What’s a basketball game without a hot dog? All the hot dogs at Moda come from Zenner’s Sausage Company, which has been a fixture in Portland since 1927 for franks, brats, and smoked hams. There is a proprietary Blazers dog for you, too. Jessica says she took a couple of her sous chefs with her to Zenner’s to make a stadium dog. “Of course everyone was saying to just add more bacon,” she recalled. The Blazin’ Sausage indeed has both bacon and Cheddar in its mix (guessing here that the Moda is not counting on many fans keeping kosher), and an incredible snap when you bite into it. On the club level, you can even find the hotdog condiment bar of your dreams: kimchi, 1000 Island dressing, and pineapple chunks are garnishes on it, in addition to all the usual suspects.
And what’s a basketball game without ice cream? Salt & Straw is the local favorite and has been crowned best in the city by everyone from the local media to Andrew Zimmern to the Wall Street Journal. Owner Kim Malek is a something of a celebrity; she has said that she wanted to open an ice cream shop because she wanted to have a place where people in a neighborhood could come and hang out — a modest goal, especially considering the exotic flavors like strawberry honey balsamic and pineapple honey Aperol. The five options at the Moda are more tried-and-true — chocolate gooey brownie, coffee & bourbon, snickerdoodle — but they are excellent, as $7 scoops of ice cream should be. The line here wraps around the whole center during halftime, and Salt & Straw is in fact the only concession that stays open 30 minutes after the games end.

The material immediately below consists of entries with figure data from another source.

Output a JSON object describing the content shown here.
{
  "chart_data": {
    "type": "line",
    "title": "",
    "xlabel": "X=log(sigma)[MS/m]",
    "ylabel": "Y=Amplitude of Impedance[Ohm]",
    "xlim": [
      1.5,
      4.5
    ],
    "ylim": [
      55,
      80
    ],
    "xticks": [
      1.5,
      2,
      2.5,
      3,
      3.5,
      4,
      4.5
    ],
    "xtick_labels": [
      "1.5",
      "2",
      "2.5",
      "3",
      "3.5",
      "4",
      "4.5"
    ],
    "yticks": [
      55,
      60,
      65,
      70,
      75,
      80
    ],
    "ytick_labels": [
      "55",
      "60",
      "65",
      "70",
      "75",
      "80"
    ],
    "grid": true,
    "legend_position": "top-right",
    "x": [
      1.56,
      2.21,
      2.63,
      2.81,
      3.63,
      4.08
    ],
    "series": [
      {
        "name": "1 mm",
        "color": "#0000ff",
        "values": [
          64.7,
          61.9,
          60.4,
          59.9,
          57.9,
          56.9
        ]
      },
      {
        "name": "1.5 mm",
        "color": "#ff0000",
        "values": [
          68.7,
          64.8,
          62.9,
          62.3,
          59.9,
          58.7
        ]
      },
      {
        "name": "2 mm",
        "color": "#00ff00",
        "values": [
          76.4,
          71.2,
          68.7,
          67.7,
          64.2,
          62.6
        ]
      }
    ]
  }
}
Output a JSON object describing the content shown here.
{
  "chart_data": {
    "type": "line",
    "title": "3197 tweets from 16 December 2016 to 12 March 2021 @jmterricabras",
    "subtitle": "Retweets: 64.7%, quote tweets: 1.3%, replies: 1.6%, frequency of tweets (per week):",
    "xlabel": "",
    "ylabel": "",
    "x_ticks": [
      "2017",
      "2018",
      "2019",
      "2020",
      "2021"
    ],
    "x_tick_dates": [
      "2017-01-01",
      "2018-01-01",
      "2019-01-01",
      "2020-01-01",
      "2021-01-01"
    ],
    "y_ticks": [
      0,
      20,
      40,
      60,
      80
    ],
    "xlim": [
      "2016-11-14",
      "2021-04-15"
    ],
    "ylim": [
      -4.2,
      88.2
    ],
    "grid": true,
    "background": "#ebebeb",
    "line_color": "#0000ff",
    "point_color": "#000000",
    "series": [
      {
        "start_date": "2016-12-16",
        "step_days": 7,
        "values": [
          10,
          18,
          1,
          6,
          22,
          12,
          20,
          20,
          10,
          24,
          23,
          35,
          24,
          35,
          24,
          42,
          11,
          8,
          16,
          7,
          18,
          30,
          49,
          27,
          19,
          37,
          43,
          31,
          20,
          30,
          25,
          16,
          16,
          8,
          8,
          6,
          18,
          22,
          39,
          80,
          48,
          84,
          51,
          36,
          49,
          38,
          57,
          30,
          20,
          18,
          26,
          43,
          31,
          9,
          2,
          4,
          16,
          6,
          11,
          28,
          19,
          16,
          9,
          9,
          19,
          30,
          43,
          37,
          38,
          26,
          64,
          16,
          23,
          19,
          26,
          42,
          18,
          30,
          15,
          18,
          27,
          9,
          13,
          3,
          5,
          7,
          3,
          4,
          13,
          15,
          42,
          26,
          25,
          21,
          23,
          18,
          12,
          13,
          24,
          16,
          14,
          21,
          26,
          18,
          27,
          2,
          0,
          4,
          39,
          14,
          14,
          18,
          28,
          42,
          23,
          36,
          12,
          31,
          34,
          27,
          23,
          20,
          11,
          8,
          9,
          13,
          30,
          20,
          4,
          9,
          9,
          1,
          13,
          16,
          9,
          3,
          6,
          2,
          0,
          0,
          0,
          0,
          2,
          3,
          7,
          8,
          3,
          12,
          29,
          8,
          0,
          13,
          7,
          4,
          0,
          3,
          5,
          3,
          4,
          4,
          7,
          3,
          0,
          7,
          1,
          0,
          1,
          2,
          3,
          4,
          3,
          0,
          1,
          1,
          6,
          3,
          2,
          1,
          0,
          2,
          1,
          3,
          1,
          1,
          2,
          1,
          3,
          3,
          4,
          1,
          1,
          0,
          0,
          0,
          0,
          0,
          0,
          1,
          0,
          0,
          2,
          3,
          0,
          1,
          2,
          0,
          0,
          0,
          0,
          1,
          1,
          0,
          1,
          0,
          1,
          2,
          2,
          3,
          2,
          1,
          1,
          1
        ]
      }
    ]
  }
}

To set expectations appropriately, there is still Coors Light in this arena. You can still buy bags of cotton candy that may or may not be stale. Some people come to sporting events for precisely those things, and those people will not feel alienated. However, the fact that the Moda Center has the best food in the NBA is no longer questionable; no one can touch it right now. Whether it can be beaten in the future is the challenge. Good to end with a sports metaphor, no? #Winning.